Bulgaristan buna rağmen, birinci turdan sonra Sofya Büyükelçisi Aylin Sekizkök’ü Dışişlerine çağırarak Türkiye’nin seçimlere müdahale ettiği gerekçesiyle protestoda bulundu. Protestoya dayandırılan gerekçeler, resmi makamların Türkiye’de yaşayan çifte vatandaşlığa sahip Bulgaristan vatandaşlarına oy kullanma çağrısı yapması, Türkiye’deki sandıklarda HÖH adayı Mustafa Karadayı lehine yoğun oy çıkması, Bulgarcayı artık iyi konuşamayan Türkiye’deki seçmenin karmaşık oy pusulasını okuyamamasına rağmen bir-iki dakikada oyunu atıp çıkmasıydı. Açık ifade edilmeyen bir başka gerekçede de HÖH adayı Karadayı’nın seçim gününden çok az önce Cumhurbaşkanı Erdoğan tarafından huzura kabul edilmesi olabilir. Ahmet Doğan bunu hiç yapmamıştı. Türkiye, Sofya’da yapılan protestoya karşı, Ankara’daki Bulgaristan Büyükelçisini Dışişleri Bakanlığına davet ederek karşı protestoda bulundu. Kavgalı olduğumuz komşularımıza bir yenisi (eski yeni!) eklendi.

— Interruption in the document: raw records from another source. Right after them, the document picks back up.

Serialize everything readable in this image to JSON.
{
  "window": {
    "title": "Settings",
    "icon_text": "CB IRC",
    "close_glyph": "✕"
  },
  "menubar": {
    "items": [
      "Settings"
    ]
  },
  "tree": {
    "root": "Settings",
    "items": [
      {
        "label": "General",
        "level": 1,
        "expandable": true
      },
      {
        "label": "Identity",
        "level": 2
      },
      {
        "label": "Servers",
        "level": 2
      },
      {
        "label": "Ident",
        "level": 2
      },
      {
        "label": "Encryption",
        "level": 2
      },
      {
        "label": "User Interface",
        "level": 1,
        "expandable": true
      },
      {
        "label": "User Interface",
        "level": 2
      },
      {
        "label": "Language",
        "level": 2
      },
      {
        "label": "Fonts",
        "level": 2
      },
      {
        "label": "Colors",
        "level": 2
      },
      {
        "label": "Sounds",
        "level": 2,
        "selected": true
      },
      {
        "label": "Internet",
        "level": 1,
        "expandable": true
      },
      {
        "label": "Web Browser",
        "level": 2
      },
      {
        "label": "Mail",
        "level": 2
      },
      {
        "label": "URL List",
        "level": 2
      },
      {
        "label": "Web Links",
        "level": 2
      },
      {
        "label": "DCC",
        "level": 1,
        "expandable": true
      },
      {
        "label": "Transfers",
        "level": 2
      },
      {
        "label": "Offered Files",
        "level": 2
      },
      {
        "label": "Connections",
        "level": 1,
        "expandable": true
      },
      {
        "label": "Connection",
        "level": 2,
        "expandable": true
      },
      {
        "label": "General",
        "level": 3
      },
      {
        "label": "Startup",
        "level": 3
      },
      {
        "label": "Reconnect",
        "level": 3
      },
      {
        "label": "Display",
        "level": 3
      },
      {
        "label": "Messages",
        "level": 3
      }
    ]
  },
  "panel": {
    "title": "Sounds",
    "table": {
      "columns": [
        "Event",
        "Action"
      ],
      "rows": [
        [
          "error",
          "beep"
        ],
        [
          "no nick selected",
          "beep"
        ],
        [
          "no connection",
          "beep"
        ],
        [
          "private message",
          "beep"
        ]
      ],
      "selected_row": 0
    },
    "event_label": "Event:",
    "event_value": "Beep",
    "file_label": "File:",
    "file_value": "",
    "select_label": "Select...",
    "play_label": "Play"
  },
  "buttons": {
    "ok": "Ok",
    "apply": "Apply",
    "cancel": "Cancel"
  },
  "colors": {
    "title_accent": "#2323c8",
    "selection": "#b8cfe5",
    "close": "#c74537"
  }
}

Bulgaristan seçimlerinde Türkiye’nin aktif tutum alması yeni bir durum değil. Yeni olan bu kez Bulgaristan’ın rahatsız olması. Örneğin Kasım Dal’ın HÖH’e karşı kurduğu “Şeref ve Hürriyet Partisi” 2013 yılında seçimlere girerken bu partinin propaganda malzemeleri Türkiye’de üretilmiş, resmi araçlarla Bulgaristan’a taşınmış, devlet görevlileri ve milletvekilleri Kasım Dal’a açık destek vermişlerdi. Sonuçta Kasım Dal yüzde bir oranında oy alabildi.

Erdoğan’ın Bulgaristan Türkleri üzerinde ne kadar etkili olduğu da bu vesileyle anlaşılmış oldu. Bulgaristan o zaman HÖH’ün altını oyacağı için bu açık müdahaleye sesini çıkarmamıştı. Bu kez HÖH’ün birlik içinde hareket etmesi ve alternatifinin olmaması Bulgar makamlarını rahatsız etti anlaşılan.

HÖH OLASI KOALİSYONUN DIŞINDA KALACAK

Bulgaristan cumhurbaşkanlığı seçimlerinin ilk turu sırasında üçüncü kez parlamento seçimleri de yapıldı. Bu seçimlerde teknokrat hükümette bakan olarak görevli Harvard eğitimli iki iş adamı Kiril Petkov ve Asen Vasiliev tarafından daha iki ay önce kurulan “Değişim Sürüyor” adlı yeni parti yolsuzluklarla mücadele ve reform sözüyle oyların dörtte birini alarak birinci çıktı. Yolsuzlukla suçlanan eski Başbakan Boyko Borisov’ın GERB partisi kan kaybederek yüzde 23 oyla ikinci sıraya geriledi. “Hak ve Özgürlükler Hareketi” (HÖH) yüzde 13 oyla üçüncü sıradaki yerini korudu. “Değişim Sürüyor” hariç tutulacak olursa, oyunu artırabilen yegâne parti HÖH oldu.

Bulgaristan Sosyalist Partisi (BSP) yüzde 10 oy oranıyla dördüncü gelirken, bir önceki seçimin galibi komedyen Slavi Trifanov’un “Böyle Bir Halk Var” Partisi bu kez aynı başarıyı gösteremeyerek yüzde 9 oyla beşinci sıraya düştü.

Rumen Radev’in cumhurbaşkanlığı seçimlerindeki başarısından sonra onu destekleyen “Değişim Sürüyor”, Bulgaristan Sosyalist Partisi, “Böyle Bir Halk Var” Partisinin yanlarına, Borisov karşıtı bir başka partiyi alarak Kiril Petkov’un başbakanlığında bir koalisyon hükümeti kurma şansları arttı.

Radev’in galibiyeti Bulgaristan’ın içine girdiği seçim girdabından çıkma ihtimalini güçlendirdi. Bakalım Bulgar “komşularımız” bu kez basiretle hareket edebilecekler mi? Ancak her ihtimalde HÖH’e yine geleneksel muhalefet rolü düşecek.